Sunday, September 02, 2007

War & Peace, & Brian De Palma's "Redacted"

To live in a world totally without war is a dream most people cherish. I've hoped to experience this for as long as I can remember, probably stemming from my experiences as a very young childhood in wartime England. I may not have appreciated fully what awful risks we faced in the city port where we lived, but in later years I came to understand, and to realise how lucky we had been to survive. Like many others of my generation (John Lennon from another port, Liverpool, is a famous example). We grew up hating the very word "war".

Until half-way through the second world war more women and children in Britain had been killed than soldiers. Over three-quarters of the total housing stock in our city was either destroyed or damaged. Some families were 'bombed out'of their homes two or even three times.


People who lived in the USA during WW2, and since then, have no such experience to use as a yardstick. There are still many in the US who support the current adminstration's determination to continue war in Iraq, and even expand the conflict into Iran, thereby risking a World War 3. I wonder if they would be so keen to support it if they had ever experienced war as a civilian? Even in Europe, those who lived through WW2 as children or adults become fewer in number with each year that passes. Their wisdom is becoming scarce.

Movie director Brian DePalma's latest film "Redacted" aims to bring home to audiences some of the horror of the war in Iraq. DePalma's long career in film has been quite controversial. He has gathered much criticism, and is apparently one of those directors one either loves or hates with a vengance. Until now many of his films have been fairly violent and gory - certainly not pacifist in nature. (Movie list here.)

The word "redacted" isn't one in common use - I had to look up its meaning - Wikipedia tells us "Redaction generally refers to the editing or blacking out of text in a document, or to the result of such an effort. It is intended to allow the selective disclosure of information in a document while keeping other parts of the document secret."
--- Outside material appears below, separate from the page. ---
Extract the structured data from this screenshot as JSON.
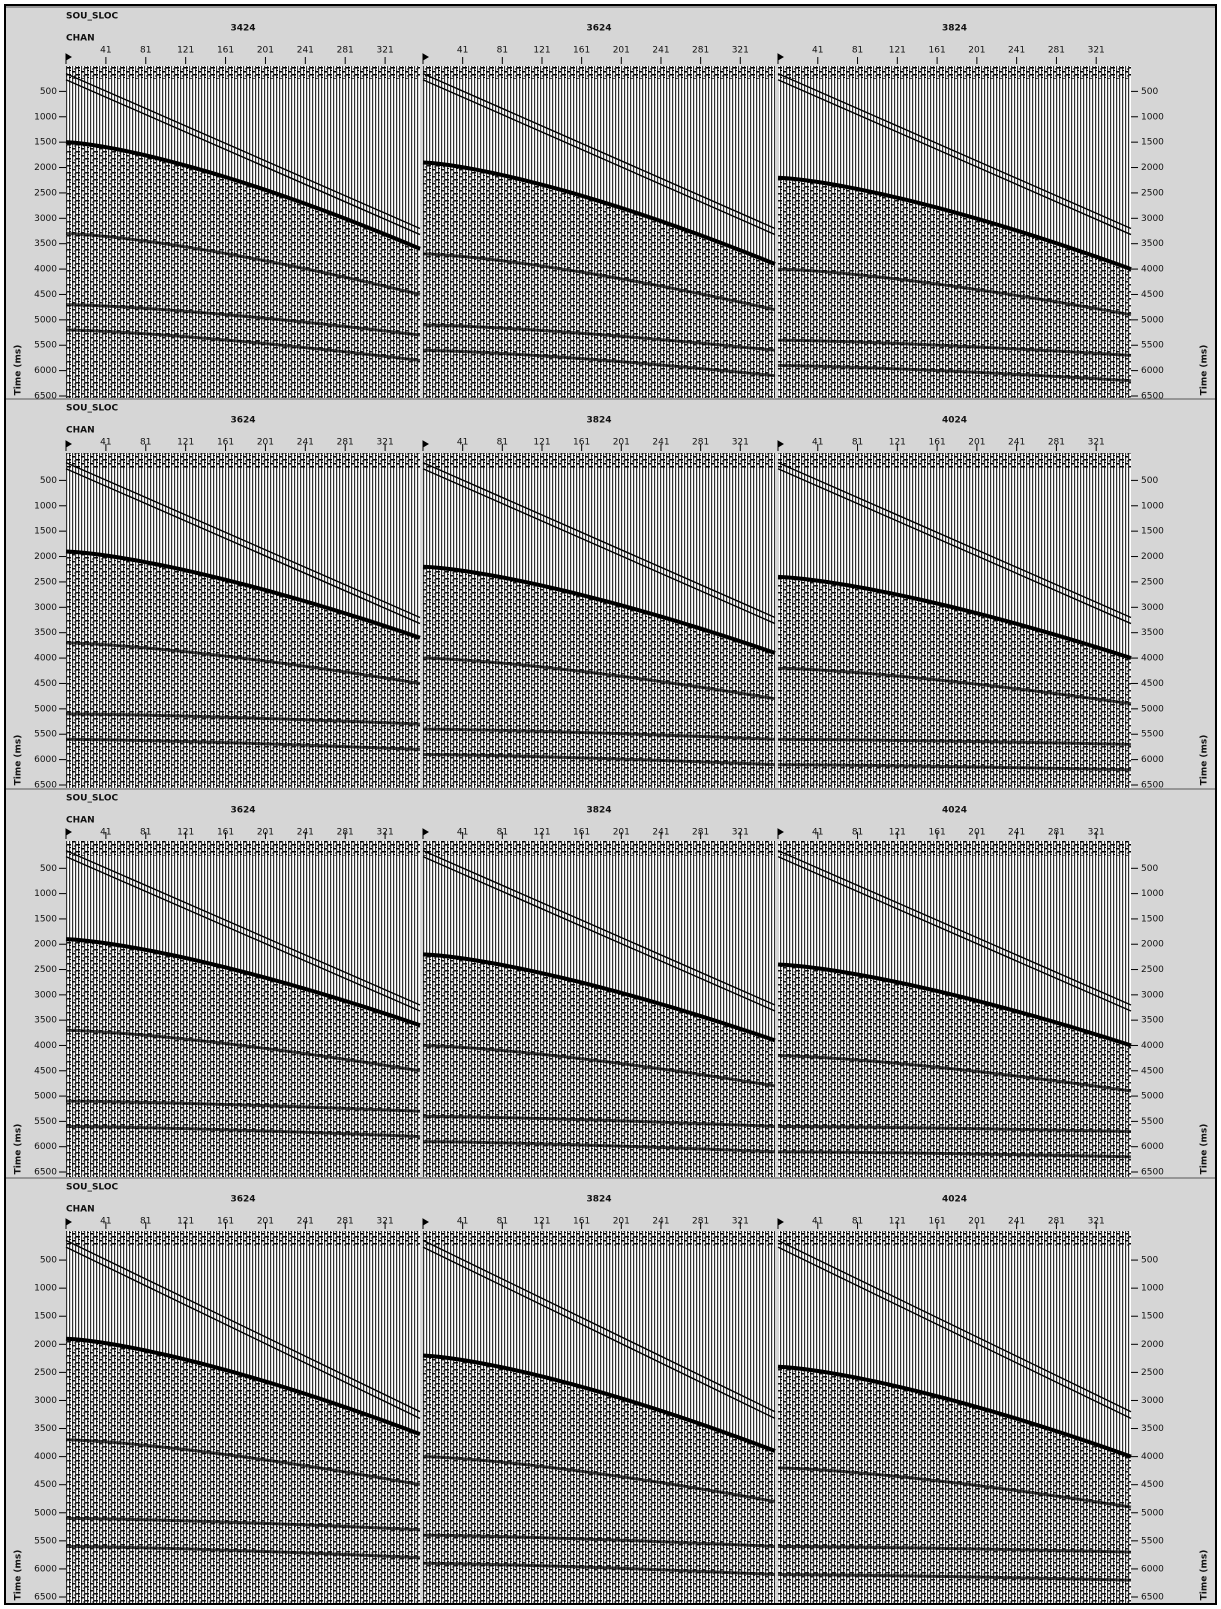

Brian De Palma was born on 11 September (fateful date!) 1940, in Newark, New Jersey. I can find no time of birth, so use a 12 noon chart.
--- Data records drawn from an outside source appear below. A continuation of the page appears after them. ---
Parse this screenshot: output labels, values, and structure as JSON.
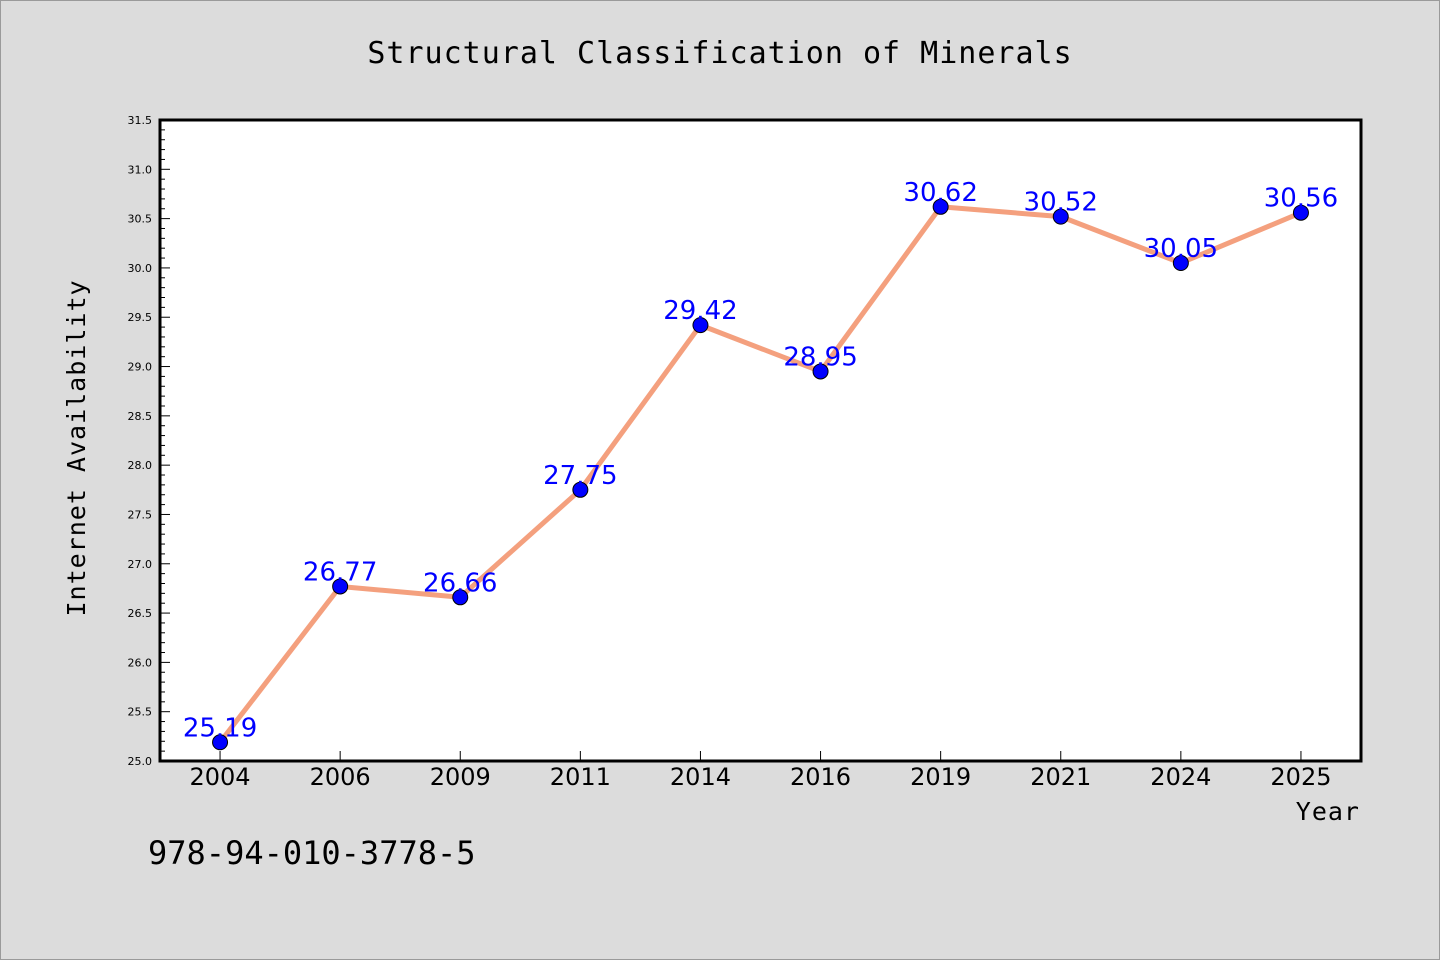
{
  "chart_data": {
    "type": "line",
    "title": "Structural Classification of Minerals",
    "xlabel": "Year",
    "ylabel": "Internet Availability",
    "categories": [
      "2004",
      "2006",
      "2009",
      "2011",
      "2014",
      "2016",
      "2019",
      "2021",
      "2024",
      "2025"
    ],
    "series": [
      {
        "values": [
          25.19,
          26.77,
          26.66,
          27.75,
          29.42,
          28.95,
          30.62,
          30.52,
          30.05,
          30.56
        ],
        "data_labels": [
          "25.19",
          "26.77",
          "26.66",
          "27.75",
          "29.42",
          "28.95",
          "30.62",
          "30.52",
          "30.05",
          "30.56"
        ],
        "line_color": "#f4a07e",
        "marker_color": "#0000ff"
      }
    ],
    "ylim": [
      25.0,
      31.5
    ],
    "yticks": [
      "25.0",
      "25.5",
      "26.0",
      "26.5",
      "27.0",
      "27.5",
      "28.0",
      "28.5",
      "29.0",
      "29.5",
      "30.0",
      "30.5",
      "31.0",
      "31.5"
    ],
    "grid": false,
    "legend": "none"
  },
  "footer": {
    "isbn": "978-94-010-3778-5"
  },
  "colors": {
    "background": "#dcdcdc",
    "plot_background": "#ffffff",
    "line": "#f4a07e",
    "marker": "#0000ff",
    "data_label": "#0000ff"
  }
}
Wow! what a lot of Earth - Virgo and Taurus, with Moon certainly in Capricorn, but degree can't be known without time of birth. Pluto and Venus conjunct in Leo are the only variety in this Earthy natal chart. Not one planet in Air or Water.
His Virgo and Taurus planets are in trine - Uranus with Neptune/Mercury and Jupiter/Saturn with Sun/Mars. Depending on time of birth the Moon might hook up into a Grand Trine in Earth.

He says about his films in general:

"My films deal with a stylized, expressionistic world that has a kind of grotesque beauty about it. I like stylization. I try to get away with as much as possible until people start laughing at it."

"I've never been accepted as that conventional artist"


In this case I have to admit that I'm stumped to find him/his work in his natal chart. Uranus trine Mercury/Neptune possibly accounts for being unconventional. He is probably very at ease with himself (the Earthy trines), and cares little what critics say about him and his work. Perhaps the key to finding "him" will be in the ascendant and house configuration.

I'd guess that his ascendant will not be in an Earth sign - perhaps Aquarius, or Leo. A 5p.m.-ish time of birth would put ascendant just into Aquarius, with Sun/Mercury/Neptune in the 8th house, Taurus planets close to the IC (nadir) angle, opposite midheaven. That's a fit, tailor-made by me !

I wish Mr De Palma the best with his new film. It will certainly not be easy viewing, but could help to bring home the horrors of war to US audiences. More on the new film HERE.

Some current estimates of civilian casualties in Iraq since the start of the conflict are as high as one million. Casualties of any World War 3 would be between 6 and 7 billion.... man's exit from planet Earth.

I trust that Americans who truly believe in 'Peace on Earth' will consider carefully before casting their votes in the primaries and in 2008. There is one candidate whose focus is, and always has been, on peace - Dennis Kucinich. Journalists delight in telling us that he is unelectable. What does this say about us?

"War! When I but think of this word, I feel bewildered, as though they were speaking to me of sorcery, of the Inquisition, of a distant, finished, abominable, monstrous, unnatural thing.

"When they speak to us of cannibals, we smile proudly, as we proclaim our superiority to these savages. Who are the real savages? Those who struggle in order to eat those whom they vanquish, or those who struggle merely to kill?"